5 Fenomena Unik Bahasa Indonesia yang Jarang Disadari, Kamu Tahu?

Senin, Agustus 30, 2021 Majalah Holiday 0 Comments

Bahasa Indonesia kaya dengan keunikan, misalnya dengan adanya homofon dan homograf. Foto/Sasin Tipchai, Pixabay



Bahasa Indonesia memang menjadi bahasa sehari-hari yang diucapkan. Namun tanpa disadari ada banyak hal unik dari bahasa Indonesia yang belum banyak orang tahu.

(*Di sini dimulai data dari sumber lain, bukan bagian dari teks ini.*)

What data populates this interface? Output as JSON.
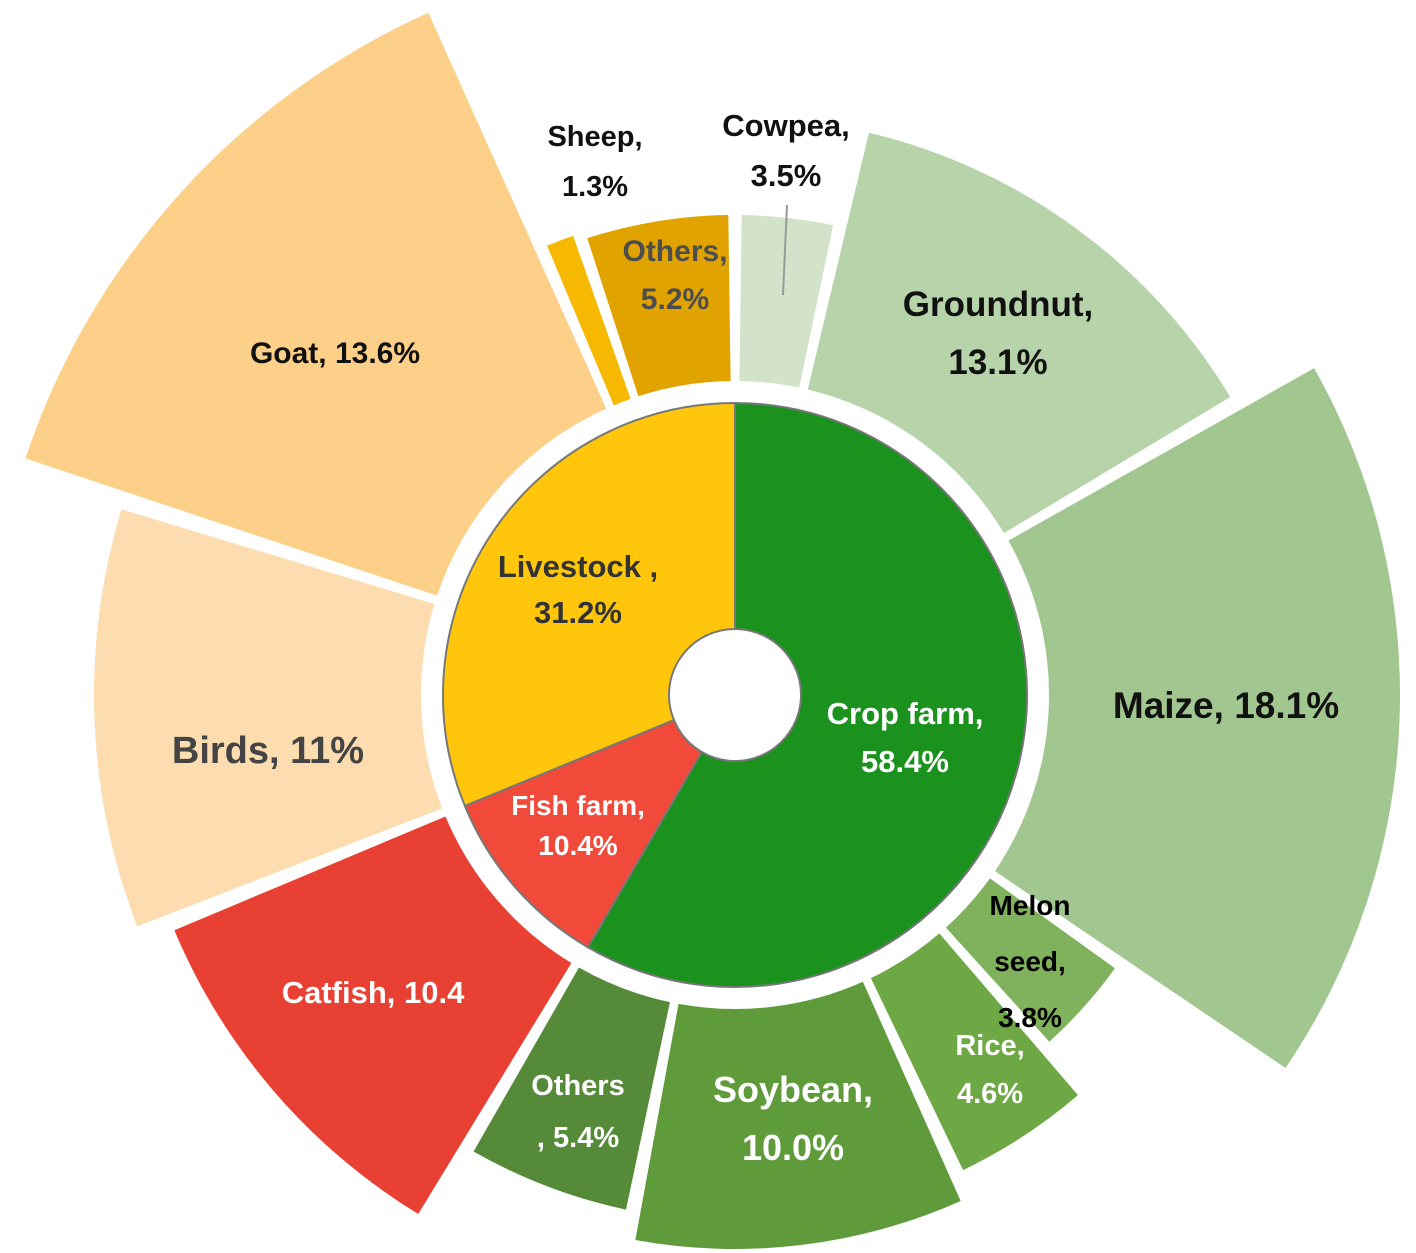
{
  "chart_data": {
    "type": "sunburst",
    "title": "",
    "inner": [
      {
        "name": "Crop farm",
        "value": 58.4,
        "label": [
          "Crop farm,",
          "58.4%"
        ],
        "color": "#1B911E",
        "text_color": "#ffffff"
      },
      {
        "name": "Fish farm",
        "value": 10.4,
        "label": [
          "Fish farm,",
          "10.4%"
        ],
        "color": "#F24A3A",
        "text_color": "#ffffff"
      },
      {
        "name": "Livestock",
        "value": 31.2,
        "label": [
          "Livestock ,",
          "31.2%"
        ],
        "color": "#FFC60B",
        "text_color": "#333333"
      }
    ],
    "outer": [
      {
        "name": "Cowpea",
        "parent": "Crop farm",
        "value": 3.5,
        "label": [
          "Cowpea,",
          "3.5%"
        ],
        "color": "#D2E3CA",
        "text_color": "#111111"
      },
      {
        "name": "Groundnut",
        "parent": "Crop farm",
        "value": 13.1,
        "label": [
          "Groundnut,",
          "13.1%"
        ],
        "color": "#B6D3AA",
        "text_color": "#111111"
      },
      {
        "name": "Maize",
        "parent": "Crop farm",
        "value": 18.1,
        "label": [
          "Maize, 18.1%"
        ],
        "color": "#A2C68F",
        "text_color": "#111111"
      },
      {
        "name": "Melon seed",
        "parent": "Crop farm",
        "value": 3.8,
        "label": [
          "Melon",
          "seed,",
          "3.8%"
        ],
        "color": "#80B25D",
        "text_color": "#000000"
      },
      {
        "name": "Rice",
        "parent": "Crop farm",
        "value": 4.6,
        "label": [
          "Rice,",
          "4.6%"
        ],
        "color": "#6EA845",
        "text_color": "#ffffff"
      },
      {
        "name": "Soybean",
        "parent": "Crop farm",
        "value": 10.0,
        "label": [
          "Soybean,",
          "10.0%"
        ],
        "color": "#5F9B3B",
        "text_color": "#ffffff"
      },
      {
        "name": "Others",
        "parent": "Crop farm",
        "value": 5.4,
        "label": [
          "Others",
          ", 5.4%"
        ],
        "color": "#558A38",
        "text_color": "#ffffff"
      },
      {
        "name": "Catfish",
        "parent": "Fish farm",
        "value": 10.4,
        "label": [
          "Catfish, 10.4"
        ],
        "color": "#E84134",
        "text_color": "#ffffff"
      },
      {
        "name": "Birds",
        "parent": "Livestock",
        "value": 11,
        "label": [
          "Birds, 11%"
        ],
        "color": "#FDDDB0",
        "text_color": "#444444"
      },
      {
        "name": "Goat",
        "parent": "Livestock",
        "value": 13.6,
        "label": [
          "Goat, 13.6%"
        ],
        "color": "#FDD089",
        "text_color": "#111111"
      },
      {
        "name": "Sheep",
        "parent": "Livestock",
        "value": 1.3,
        "label": [
          "Sheep,",
          "1.3%"
        ],
        "color": "#F6B800",
        "text_color": "#111111"
      },
      {
        "name": "Others",
        "parent": "Livestock",
        "value": 5.2,
        "label": [
          "Others,",
          "5.2%"
        ],
        "color": "#E0A300",
        "text_color": "#4d4d4d"
      }
    ]
  }
}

Nah, berikut ini lima fenomena unik dalam bahasa Indonesia yang perlu kamu tahu.


1. HURUF AWAL ANGKA

5 Fenomena Unik Bahasa Indonesia yang Jarang Disadari, Kamu Tahu?

Foto: Black Ice/Pexels

Satu-Sembilan
Dua-Delapan
Tiga-Tujuh
Empat -Enam

Kamu menyadari sesuatu? Ya, huruf awal angka terkecil dan terbesar memiliki kesamaan. Hal ini jarang sekali dijumpai dalam penyebutan angka dari berbagai bahasa. Jadi ini merupakan keunikan tersendiri bagi bahasa Indonesia.

2. HOMOFON

5 Fenomena Unik Bahasa Indonesia yang Jarang Disadari, Kamu Tahu?

Foto:Liliana Drew/Pexels

Bang Dio ke Bank untuk mengambil uang.

Ada yang aneh? Penyebutan Bang dan Bank sama tapi artinya berbeda dan ditulisnya pun berbeda. Dalam kajian linguistik, hal seperti ini dinamakan homofon, yaitu kata-kata yang pengucapannya sama, tapi penulisan dan maknanya berbeda.

3. HOMOGRAF


5 Fenomena Unik Bahasa Indonesia yang Jarang Disadari, Kamu Tahu?

Foto: Mali Maeder/Pexels

Dani dihukum karena memakan apel saat apel.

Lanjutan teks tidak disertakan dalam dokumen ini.